Ghanaian visual artist El Anatsui and his work at Toronto's Royal Ontario Museum.Moe Doiron/The Globe and Mail

El Anatsui thinks it's apt that Toronto's Royal Ontario Museum is the premiere venue for a major retrospective of his work that will be touring North America over the next three years.

Toronto, after all, was the first city the Ghana-born artist "came to when I travelled out of Africa for the first time," he recalled during an interview earlier this week. That was in the summer of 1978, when, as a 34-year-old aspiring sculptor and lecturer in the department of fine and applied arts at the University of Nigeria in Nssuka, he attended the 10th International Sculpture Conference at York University.

The Toronto premiere - it is Anatsui's first solo show in Canada, and features 60 pieces in various media - is something of a coup for the ROM. The retrospective, subtitled When I Last Wrote to You About Africa, was originally scheduled to open this year in the new Museum for African Art on Manhattan's Fifth Avenue. But because that space is still under construction, the debut slot was offered to the ROM, where the museum's Institute for Contemporary Culture had earlier expressed interest in being part of the Anatsui tour.

Now 66, Anatsui has been a practising artist for more than four decades, much of that as a well-known figure among the cognoscenti of contemporary African art. But his international profile has heightened considerably in the past eight years, thanks to his audacious foray into shimmering, highly colourful metallic tapestries, which he makes from liquor-bottle caps and sleeves linked by copper wire.

Trained as a sculptor, Anatsui had long used "common" materials in his work, including wood, ceramics, even discarded lids from tins of evaporated milk. But the chance discovery in 2002 of a large bag of discarded caps for bottles of whisky, schnapps, rum, gin and vodka - while Anatsui was walking near the southern Nigerian university - triggered what proved to be a fruitful, not to mention provocative, string of associations.

As Anatsui has noted, alcohol was one of the first commodities "brought by [European traders]to exchange for goods in Africa." Later, rum became a staple of the transatlantic slave trade - produced in the Caribbean from cane cut by slaves, bottled in England, shipped to Africa.

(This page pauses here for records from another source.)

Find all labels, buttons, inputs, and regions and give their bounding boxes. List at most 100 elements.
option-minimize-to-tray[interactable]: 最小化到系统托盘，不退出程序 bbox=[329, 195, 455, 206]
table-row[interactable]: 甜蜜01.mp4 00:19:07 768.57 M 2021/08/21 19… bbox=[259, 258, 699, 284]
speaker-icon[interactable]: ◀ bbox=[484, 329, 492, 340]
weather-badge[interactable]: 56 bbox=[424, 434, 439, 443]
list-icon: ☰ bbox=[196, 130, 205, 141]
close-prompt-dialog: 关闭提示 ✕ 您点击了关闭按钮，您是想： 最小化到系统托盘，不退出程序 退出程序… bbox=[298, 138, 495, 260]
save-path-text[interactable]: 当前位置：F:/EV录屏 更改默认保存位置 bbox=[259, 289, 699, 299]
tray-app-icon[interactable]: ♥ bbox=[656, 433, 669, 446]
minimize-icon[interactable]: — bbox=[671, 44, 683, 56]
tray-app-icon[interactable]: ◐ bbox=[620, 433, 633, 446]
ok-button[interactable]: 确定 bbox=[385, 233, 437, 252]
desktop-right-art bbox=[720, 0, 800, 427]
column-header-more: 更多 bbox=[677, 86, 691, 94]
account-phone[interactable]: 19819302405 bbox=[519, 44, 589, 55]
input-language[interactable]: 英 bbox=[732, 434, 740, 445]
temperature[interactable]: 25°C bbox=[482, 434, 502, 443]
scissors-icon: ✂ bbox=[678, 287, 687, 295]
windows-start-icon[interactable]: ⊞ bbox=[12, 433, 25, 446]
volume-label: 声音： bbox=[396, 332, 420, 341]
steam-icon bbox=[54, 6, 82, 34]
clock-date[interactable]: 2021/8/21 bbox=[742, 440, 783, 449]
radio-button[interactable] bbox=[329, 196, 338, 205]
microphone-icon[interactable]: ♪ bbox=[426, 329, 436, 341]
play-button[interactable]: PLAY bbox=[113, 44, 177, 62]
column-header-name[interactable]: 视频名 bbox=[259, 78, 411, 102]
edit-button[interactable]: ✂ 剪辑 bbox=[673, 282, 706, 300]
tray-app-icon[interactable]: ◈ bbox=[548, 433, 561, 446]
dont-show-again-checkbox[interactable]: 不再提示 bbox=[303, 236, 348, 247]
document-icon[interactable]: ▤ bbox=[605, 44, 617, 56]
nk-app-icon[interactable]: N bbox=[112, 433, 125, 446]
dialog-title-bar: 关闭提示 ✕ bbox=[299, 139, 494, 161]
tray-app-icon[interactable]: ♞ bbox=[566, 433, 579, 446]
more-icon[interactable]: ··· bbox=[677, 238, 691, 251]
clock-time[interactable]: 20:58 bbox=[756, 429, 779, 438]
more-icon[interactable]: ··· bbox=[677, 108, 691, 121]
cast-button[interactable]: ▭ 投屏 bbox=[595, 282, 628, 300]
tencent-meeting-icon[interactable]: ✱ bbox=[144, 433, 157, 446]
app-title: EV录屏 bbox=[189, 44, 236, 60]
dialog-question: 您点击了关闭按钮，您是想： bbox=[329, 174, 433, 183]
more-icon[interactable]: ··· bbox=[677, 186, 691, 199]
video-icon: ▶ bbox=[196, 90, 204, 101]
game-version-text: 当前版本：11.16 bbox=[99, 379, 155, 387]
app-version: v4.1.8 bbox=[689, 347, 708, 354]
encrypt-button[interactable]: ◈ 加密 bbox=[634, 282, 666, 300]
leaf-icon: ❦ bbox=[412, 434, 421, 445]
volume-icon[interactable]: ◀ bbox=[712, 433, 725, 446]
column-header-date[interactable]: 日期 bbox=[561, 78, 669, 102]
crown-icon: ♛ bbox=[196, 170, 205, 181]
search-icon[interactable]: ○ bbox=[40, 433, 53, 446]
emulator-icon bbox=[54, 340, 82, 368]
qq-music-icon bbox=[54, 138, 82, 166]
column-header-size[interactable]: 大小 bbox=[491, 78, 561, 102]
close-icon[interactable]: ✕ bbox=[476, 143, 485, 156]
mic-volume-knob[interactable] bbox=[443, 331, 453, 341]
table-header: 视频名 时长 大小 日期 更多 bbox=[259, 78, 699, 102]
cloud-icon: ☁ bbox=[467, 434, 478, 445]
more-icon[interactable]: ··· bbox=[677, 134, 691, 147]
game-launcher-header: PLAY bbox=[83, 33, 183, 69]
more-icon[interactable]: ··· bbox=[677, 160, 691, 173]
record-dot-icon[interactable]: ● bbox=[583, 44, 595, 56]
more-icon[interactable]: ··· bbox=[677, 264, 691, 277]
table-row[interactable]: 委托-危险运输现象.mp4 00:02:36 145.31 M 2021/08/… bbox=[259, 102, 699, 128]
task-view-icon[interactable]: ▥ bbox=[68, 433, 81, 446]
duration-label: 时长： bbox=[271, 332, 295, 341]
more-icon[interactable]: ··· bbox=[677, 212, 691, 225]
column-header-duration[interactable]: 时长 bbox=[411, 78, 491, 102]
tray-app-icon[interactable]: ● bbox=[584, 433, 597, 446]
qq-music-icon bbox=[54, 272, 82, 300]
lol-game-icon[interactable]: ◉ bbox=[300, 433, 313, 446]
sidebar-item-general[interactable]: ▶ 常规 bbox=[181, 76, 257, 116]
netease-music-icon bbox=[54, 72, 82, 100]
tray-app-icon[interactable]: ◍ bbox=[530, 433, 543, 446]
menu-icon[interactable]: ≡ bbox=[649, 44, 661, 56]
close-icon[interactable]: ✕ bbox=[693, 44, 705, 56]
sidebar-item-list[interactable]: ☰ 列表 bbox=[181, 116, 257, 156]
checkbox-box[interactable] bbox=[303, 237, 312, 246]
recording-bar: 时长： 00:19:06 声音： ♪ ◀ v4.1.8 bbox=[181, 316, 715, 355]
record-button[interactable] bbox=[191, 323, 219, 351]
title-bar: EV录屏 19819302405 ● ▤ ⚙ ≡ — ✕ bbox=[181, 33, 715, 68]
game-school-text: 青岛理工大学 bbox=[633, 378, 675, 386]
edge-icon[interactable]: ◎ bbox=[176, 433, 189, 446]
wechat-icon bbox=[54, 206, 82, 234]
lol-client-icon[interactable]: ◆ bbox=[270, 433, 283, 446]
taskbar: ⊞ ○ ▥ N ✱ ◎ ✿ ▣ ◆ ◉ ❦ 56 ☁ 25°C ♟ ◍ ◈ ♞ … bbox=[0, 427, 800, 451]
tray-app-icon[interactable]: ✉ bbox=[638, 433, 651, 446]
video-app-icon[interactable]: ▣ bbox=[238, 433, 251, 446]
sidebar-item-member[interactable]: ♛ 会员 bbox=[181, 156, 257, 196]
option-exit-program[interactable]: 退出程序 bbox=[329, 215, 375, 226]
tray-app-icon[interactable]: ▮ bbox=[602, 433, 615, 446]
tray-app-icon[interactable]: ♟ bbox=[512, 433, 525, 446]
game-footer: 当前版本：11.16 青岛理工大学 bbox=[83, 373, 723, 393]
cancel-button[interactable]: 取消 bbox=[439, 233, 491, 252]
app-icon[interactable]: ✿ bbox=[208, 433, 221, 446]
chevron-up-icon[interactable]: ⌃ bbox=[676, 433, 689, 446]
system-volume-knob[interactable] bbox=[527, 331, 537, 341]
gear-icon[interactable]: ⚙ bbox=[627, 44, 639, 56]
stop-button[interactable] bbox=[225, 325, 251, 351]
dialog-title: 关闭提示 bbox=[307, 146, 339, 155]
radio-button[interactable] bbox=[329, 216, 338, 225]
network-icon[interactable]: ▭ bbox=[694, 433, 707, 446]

Assembling the hangings is laborious. Anatsui uses several studio assistants to flatten thousands of aluminum caps and bottle sleeves - red, yellow, white, silver, brown, blue - which are then placed on the floor for Anatsui to arrange into one or more compositions. The resulting work can be large - a 2009 hanging, Three Continents, on view at the ROM, is almost five metres long and 2.5 metres wide - but surprisingly curtain-ish in weight and amazingly malleable.

Anatsui acknowledges that "the colour of the bottle caps happens to be the colour of certain fabrics common to my part of the world … But I'm not interested in fabric per se. It's the format or the form of the cloth: that it's free, that you can put it on a wall, squeeze it into a small ball, drape it on the floor, anything.

"When I initially started working on these," he laughs, "my favourite way of photographing them was to put them on hedges, like cloth drying."

Western eyes will "read" elements of Arte Povera, Frank Stella, Robert Rauschenberg, Donald Judd, even Gustav Klimt into Anatsui's constructions. Anatsui, who has travelled extensively in Europe and the United States, readily acknowledges "the visual similarity." He stresses, however, that the congruence is very much "a matter of coincidence. My intention was born in Africa; I am going on a path completely without reference [to Western antecedents or influences]

"It has," he adds, "something to do with my belief that life is not a cut-and-dried phenomenon, that it's something which is constantly in a state of flux, that my search has been toward a form that captures this."

El Anatsui: When I Last Wrote to You About Africa opens today and continues through Jan. 2. The ROM has purchased, for its permanent collection, Straying Continents, a new Anatsui wall piece that measures 12 by five metres. It will be unveiled today. Www.rom.on.ca; 416-586-8000.